These observations complicate the current understanding of class II regulation by CRP. Our in vivo measurements of CRP at −41.5 bp call into question the mechanism of activation previously discerned using in vitro techniques. The scatter observed when CRP is positioned at −40.5 bp suggests that, at this position, the −10 region of the RNAP binding site influences the values of at least two relevant biophysical parameters (not just P, as our model predicts). A potential explanation for both observations is that, because CRP and RNAP are so intimately positioned at class II promoters, even minor changes in their relative orientation caused by differences between in vivo and in vitro conditions or by changes in RNAP site sequence could have a major effect on CRP-RNAP interactions. Such sensitivity would not be expected to occur in class I activation, due to the flexibility with which the RNAP αCTDs are tethered to the core complex of RNAP.

Discussion

We have shown how the measurement and quantitative modeling of allelic manifolds can be used to dissect cis-regulatory biophysics in living cells. This approach was demonstrated in E. coli in the context of transcriptional regulation by two well-characterized TFs: RNAP and CRP. Here we summarize our primary findings. We then address some caveats and limitations of the work reported here. Finally, we elaborate on how future studies might be able to scale up this approach using massively parallel reporter assays (MPRAs), including for studies in eukaryotic systems.

Summary

In each of our experiments, we quantitatively measured transcription from an allelic series of variant RNAP binding sites, each site embedded in a fixed promoter architecture. Two expression measurements were made for each variant promoter: t+ was measured in the presence of the active form of CRP, while t- was measured in the absence of active CRP. This yielded a data point, (t-,t+), in a two-dimensional measurement space. We had expected the data points thus obtained for each allelic series to collapse to a 1D curve (the allelic manifold), with different positions along this manifold corresponding to different values of RNAP-DNA binding affinity. Such collapse was indeed observed in all but one of the promoter architectures we studied. By fitting the parameters of quantitative biophysical models to these data, we obtained in vivo values for the Gibbs free energy (ΔG) of a variety of TF-DNA and TF-TF interactions.

In Part 1, we showed how measuring allelic manifolds for promoters in which a DNA-bound TF occludes RNAP can allow one to precisely measure the ΔG of TF-DNA binding. We demonstrated this strategy on promoters where CRP occludes RNAP, thereby obtaining the ΔG for a CRP binding site that was used in subsequent experiments. As an aside, we demonstrated how performing such measurements in different concentrations of the small molecule cAMP allowed us to quantitatively measure in vivo changes in active CRP concentration.

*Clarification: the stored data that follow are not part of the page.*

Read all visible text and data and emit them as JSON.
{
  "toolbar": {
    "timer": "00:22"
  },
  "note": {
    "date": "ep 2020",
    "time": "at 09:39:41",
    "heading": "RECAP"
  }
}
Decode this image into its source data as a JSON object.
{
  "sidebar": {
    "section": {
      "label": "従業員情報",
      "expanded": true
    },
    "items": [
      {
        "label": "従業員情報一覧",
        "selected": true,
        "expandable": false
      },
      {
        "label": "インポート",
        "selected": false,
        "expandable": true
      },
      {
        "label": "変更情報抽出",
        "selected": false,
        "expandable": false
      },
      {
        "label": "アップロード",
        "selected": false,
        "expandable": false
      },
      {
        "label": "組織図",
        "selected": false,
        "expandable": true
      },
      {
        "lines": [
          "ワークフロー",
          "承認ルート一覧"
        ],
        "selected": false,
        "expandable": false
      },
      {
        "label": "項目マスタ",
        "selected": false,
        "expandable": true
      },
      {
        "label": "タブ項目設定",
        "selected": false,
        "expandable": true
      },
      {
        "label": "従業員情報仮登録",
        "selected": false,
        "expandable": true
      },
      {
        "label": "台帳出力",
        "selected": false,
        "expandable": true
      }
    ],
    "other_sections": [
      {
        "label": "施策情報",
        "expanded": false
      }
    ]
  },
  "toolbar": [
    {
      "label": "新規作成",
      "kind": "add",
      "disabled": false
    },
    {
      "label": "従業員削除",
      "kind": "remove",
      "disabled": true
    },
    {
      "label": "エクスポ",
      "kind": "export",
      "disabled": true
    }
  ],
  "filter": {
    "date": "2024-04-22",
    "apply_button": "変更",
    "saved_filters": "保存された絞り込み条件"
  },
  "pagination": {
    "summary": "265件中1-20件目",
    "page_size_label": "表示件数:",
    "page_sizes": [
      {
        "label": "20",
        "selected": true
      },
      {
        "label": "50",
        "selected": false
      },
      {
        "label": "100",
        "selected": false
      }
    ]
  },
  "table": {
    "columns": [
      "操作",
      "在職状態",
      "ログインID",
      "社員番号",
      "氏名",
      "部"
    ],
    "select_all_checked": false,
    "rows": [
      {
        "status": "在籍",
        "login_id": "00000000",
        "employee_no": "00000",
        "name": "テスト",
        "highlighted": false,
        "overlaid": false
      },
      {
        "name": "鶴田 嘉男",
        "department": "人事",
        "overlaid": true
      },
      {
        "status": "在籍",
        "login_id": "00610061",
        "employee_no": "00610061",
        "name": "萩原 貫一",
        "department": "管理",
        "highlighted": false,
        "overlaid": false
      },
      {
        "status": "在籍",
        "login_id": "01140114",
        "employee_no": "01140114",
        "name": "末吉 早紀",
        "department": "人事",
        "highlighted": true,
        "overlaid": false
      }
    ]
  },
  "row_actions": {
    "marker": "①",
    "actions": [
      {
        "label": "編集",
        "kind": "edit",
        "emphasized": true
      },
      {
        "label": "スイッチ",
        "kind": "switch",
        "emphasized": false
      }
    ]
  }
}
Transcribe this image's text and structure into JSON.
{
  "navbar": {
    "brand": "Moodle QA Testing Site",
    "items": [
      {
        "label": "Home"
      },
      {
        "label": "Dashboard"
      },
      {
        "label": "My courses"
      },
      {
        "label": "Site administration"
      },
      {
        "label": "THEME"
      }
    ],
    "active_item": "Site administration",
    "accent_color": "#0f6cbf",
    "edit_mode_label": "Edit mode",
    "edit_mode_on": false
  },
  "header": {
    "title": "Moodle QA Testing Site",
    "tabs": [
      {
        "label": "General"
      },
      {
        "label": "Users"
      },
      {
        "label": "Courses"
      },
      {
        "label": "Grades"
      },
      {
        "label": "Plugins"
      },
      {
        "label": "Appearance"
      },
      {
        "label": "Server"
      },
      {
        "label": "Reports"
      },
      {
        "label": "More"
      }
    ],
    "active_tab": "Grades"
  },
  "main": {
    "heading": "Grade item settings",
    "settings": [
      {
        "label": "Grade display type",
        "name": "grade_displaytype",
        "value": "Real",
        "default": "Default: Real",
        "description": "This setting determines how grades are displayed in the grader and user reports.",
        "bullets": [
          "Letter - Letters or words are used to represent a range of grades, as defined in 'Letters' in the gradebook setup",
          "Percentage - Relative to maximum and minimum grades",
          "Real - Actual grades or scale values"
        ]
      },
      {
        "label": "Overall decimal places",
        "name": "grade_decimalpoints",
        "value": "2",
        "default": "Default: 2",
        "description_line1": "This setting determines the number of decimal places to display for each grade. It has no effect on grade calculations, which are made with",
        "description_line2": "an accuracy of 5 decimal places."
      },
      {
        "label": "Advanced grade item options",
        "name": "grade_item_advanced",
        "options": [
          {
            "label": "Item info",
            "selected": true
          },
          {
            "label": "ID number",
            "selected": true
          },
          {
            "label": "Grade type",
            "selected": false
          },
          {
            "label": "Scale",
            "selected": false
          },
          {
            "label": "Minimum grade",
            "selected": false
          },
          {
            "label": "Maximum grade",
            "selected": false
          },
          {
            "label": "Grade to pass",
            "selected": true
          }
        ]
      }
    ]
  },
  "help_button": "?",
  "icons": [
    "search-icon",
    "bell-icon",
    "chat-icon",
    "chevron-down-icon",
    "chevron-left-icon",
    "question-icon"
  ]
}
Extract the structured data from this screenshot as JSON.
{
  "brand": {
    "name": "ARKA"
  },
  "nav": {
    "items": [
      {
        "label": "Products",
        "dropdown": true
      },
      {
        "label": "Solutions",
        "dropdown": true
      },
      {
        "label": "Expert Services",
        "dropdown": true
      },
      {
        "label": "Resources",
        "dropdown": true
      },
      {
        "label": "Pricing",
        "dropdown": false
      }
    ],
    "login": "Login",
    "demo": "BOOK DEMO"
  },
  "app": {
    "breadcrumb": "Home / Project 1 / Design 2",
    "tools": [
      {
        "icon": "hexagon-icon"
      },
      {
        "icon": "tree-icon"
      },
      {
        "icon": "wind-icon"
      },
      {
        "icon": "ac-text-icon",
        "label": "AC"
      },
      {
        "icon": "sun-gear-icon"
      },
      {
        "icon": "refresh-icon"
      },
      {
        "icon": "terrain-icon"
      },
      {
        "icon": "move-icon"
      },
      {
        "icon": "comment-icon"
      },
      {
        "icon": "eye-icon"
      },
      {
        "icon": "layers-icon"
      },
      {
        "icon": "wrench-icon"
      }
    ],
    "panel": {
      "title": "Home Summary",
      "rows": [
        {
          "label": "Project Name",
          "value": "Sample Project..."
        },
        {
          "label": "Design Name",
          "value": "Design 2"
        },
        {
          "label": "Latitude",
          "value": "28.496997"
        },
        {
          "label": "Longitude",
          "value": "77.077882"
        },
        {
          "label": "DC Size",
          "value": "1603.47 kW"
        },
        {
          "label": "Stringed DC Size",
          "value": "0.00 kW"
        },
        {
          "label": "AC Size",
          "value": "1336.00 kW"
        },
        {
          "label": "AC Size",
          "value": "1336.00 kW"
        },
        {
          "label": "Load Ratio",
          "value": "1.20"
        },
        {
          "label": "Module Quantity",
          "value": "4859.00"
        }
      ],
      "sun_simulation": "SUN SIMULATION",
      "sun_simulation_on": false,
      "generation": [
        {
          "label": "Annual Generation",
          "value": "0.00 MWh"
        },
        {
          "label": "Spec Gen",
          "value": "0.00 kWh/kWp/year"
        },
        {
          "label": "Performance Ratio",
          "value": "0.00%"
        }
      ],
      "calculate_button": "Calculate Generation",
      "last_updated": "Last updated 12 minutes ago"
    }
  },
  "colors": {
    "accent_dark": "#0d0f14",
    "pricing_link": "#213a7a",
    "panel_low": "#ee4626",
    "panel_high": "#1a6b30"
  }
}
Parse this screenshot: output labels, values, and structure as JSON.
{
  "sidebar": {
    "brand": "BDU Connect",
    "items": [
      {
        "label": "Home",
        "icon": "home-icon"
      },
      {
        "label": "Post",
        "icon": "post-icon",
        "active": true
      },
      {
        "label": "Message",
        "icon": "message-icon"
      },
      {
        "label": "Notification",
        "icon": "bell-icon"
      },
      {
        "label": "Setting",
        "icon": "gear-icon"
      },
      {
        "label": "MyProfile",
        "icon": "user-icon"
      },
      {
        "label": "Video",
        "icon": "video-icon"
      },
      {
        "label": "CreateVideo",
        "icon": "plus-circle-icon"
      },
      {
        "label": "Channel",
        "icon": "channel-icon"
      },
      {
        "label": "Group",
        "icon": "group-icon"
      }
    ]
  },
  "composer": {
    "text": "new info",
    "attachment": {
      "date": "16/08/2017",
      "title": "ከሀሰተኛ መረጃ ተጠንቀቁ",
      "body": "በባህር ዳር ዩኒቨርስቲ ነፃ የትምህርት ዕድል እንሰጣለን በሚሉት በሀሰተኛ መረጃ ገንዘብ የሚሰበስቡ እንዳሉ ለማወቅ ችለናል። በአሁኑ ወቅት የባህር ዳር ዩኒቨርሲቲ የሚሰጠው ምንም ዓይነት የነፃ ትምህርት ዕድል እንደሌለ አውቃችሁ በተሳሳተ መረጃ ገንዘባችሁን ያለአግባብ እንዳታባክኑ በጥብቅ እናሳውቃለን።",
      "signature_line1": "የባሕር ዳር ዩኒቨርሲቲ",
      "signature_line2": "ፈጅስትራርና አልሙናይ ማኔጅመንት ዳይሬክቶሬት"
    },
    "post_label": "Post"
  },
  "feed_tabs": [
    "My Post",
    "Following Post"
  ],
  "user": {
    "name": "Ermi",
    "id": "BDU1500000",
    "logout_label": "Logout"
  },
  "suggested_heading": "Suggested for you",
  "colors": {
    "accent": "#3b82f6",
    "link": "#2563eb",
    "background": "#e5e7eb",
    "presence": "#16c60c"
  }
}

In Part 2, we showed how allelic manifolds can be used to measure the ΔG of TF-RNAP interactions. We used this strategy to measure the stabilizing interactions by which CRP up-regulates transcription at a variety of class I promoter architectures. Our strategy consistently yielded ΔG values with an estimated precision of 0.1 kcal/mol. As an aside, we showed how ΔG values for RNAP-DNA binding could also be obtained from these data. Notably, these ΔG measurements for RNAP-DNA binding were seen to deviate substantially from sequence-based predictions using an established position-specific affinity matrix (PSAM) for RNAP. This highlights just how difficult it can be to accurately predict TF-DNA binding affinity from DNA sequence.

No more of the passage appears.